Однако, несмотря на реверансы академика, Мария Александровна не на шутку расстроилась. Она даже подумывала сменить место работы, но уйти из института, ставшего ей вторым домом, не хватило сил, да и идти, по большому счету, было некуда. Немногочисленные коллеги, еще не сменившие свою науку на место в торговой палатке, тоже отговаривали. Хождение на работу у них давно превратилось в нечто вроде хобби или ритуала, а сам институт с успехом заменял английский клуб. Но Дорохову Маша все-таки не преминула пожаловаться.
— Ну, хочешь, я превращу твоего Версавьева в лягушку или в комара? — предложил ей Андрей. Он всячески старался развеселить Машу, но от этого делового предложения она отказалась.
— Вот если бы я была энтомологом, тогда да!
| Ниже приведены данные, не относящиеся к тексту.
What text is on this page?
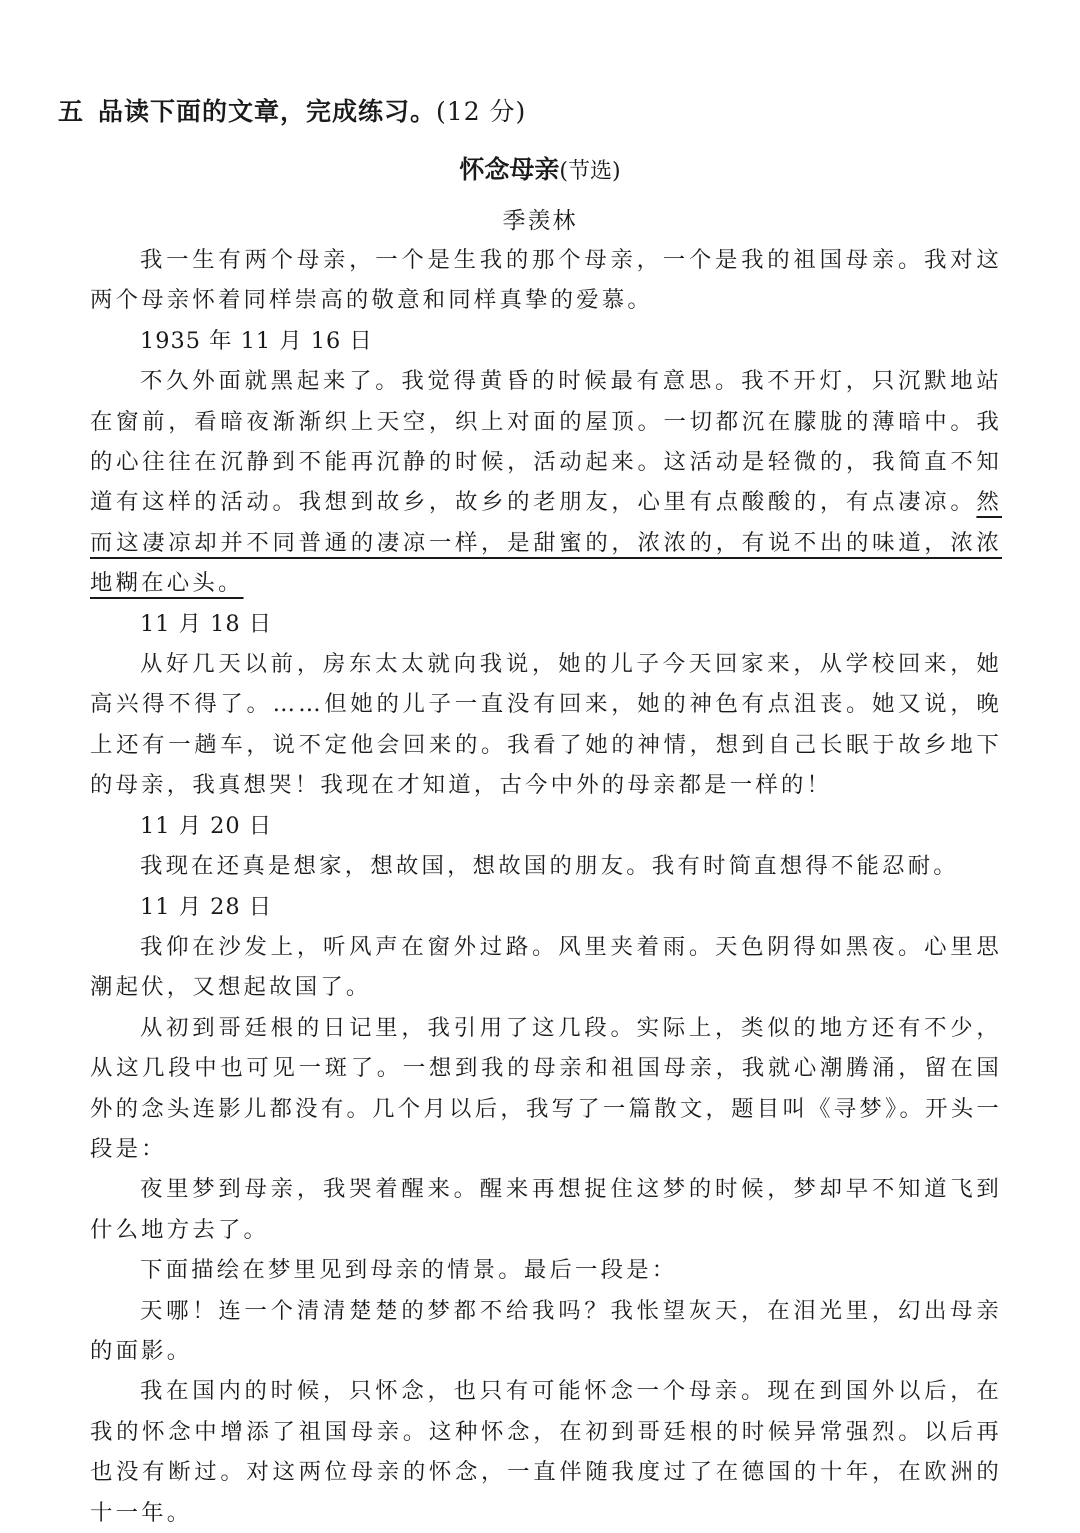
五 品读下面的文章，完成练习。(12 分)
怀念母亲(节选)
季羡林

我一生有两个母亲，一个是生我的那个母亲，一个是我的祖国母亲。我对这两个母亲怀着同样崇高的敬意和同样真挚的爱慕。

1935 年 11 月 16 日

不久外面就黑起来了。我觉得黄昏的时候最有意思。我不开灯，只沉默地站在窗前，看暗夜渐渐织上天空，织上对面的屋顶。一切都沉在朦胧的薄暗中。我的心往往在沉静到不能再沉静的时候，活动起来。这活动是轻微的，我简直不知道有这样的活动。我想到故乡，故乡的老朋友，心里有点酸酸的，有点凄凉。然而这凄凉却并不同普通的凄凉一样，是甜蜜的，浓浓的，有说不出的味道，浓浓地糊在心头。

11 月 18 日

从好几天以前，房东太太就向我说，她的儿子今天回家来，从学校回来，她高兴得不得了。……但她的儿子一直没有回来，她的神色有点沮丧。她又说，晚上还有一趟车，说不定他会回来的。我看了她的神情，想到自己长眠于故乡地下的母亲，我真想哭！我现在才知道，古今中外的母亲都是一样的！

11 月 20 日

我现在还真是想家，想故国，想故国的朋友。我有时简直想得不能忍耐。

11 月 28 日

我仰在沙发上，听风声在窗外过路。风里夹着雨。天色阴得如黑夜。心里思潮起伏，又想起故国了。

从初到哥廷根的日记里，我引用了这几段。实际上，类似的地方还有不少，从这几段中也可见一斑了。一想到我的母亲和祖国母亲，我就心潮腾涌，留在国外的念头连影儿都没有。几个月以后，我写了一篇散文，题目叫《寻梦》。开头一段是：

夜里梦到母亲，我哭着醒来。醒来再想捉住这梦的时候，梦却早不知道飞到什么地方去了。

下面描绘在梦里见到母亲的情景。最后一段是：

天哪！连一个清清楚楚的梦都不给我吗？我怅望灰天，在泪光里，幻出母亲的面影。

我在国内的时候，只怀念，也只有可能怀念一个母亲。现在到国外以后，在我的怀念中增添了祖国母亲。这种怀念，在初到哥廷根的时候异常强烈。以后再也没有断过。对这两位母亲的怀念，一直伴随我度过了在德国的十年，在欧洲的十一年。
Шутки-шутками, но Дорохов обещал что-нибудь придумать, что могло бы кардинально исправить положение, и обещание свое исполнил. Буквально на следующий день в Москву рейсом из Нью-Йорка прилетел какой-то бродячий американский меценат и прямо на трапе самолета потребовал, чтобы его везли к Версавьеву. Очутившись в институте, он мельком поприветствовал академика и долго целовал ручки Марии Александровне, уверяя, что никогда в жизни не читал ничего интереснее ее научных статей. В конце беседы меценат прослезился, достал чековую книжку и тут же на колене выписал чек на сто тысяч долларов для продолжения так понравившихся ему работ. По завершении деловой части визита Дорохов лично поил американца водкой, а наутро отвез к обратному рейсу в аэропорт. Всю дорогу до «Шереметьева-2» не успевший окончательно протрезветь иностранный гость восхищался русским гостеприимством и рассказывал Андрею, что при подлете к Москве собственными глазами видел вырубленное просеками в лесу многокилометровое слово «мир». По-видимому, стюардессы строго придерживались полученных всеми без исключения экипажами указаний.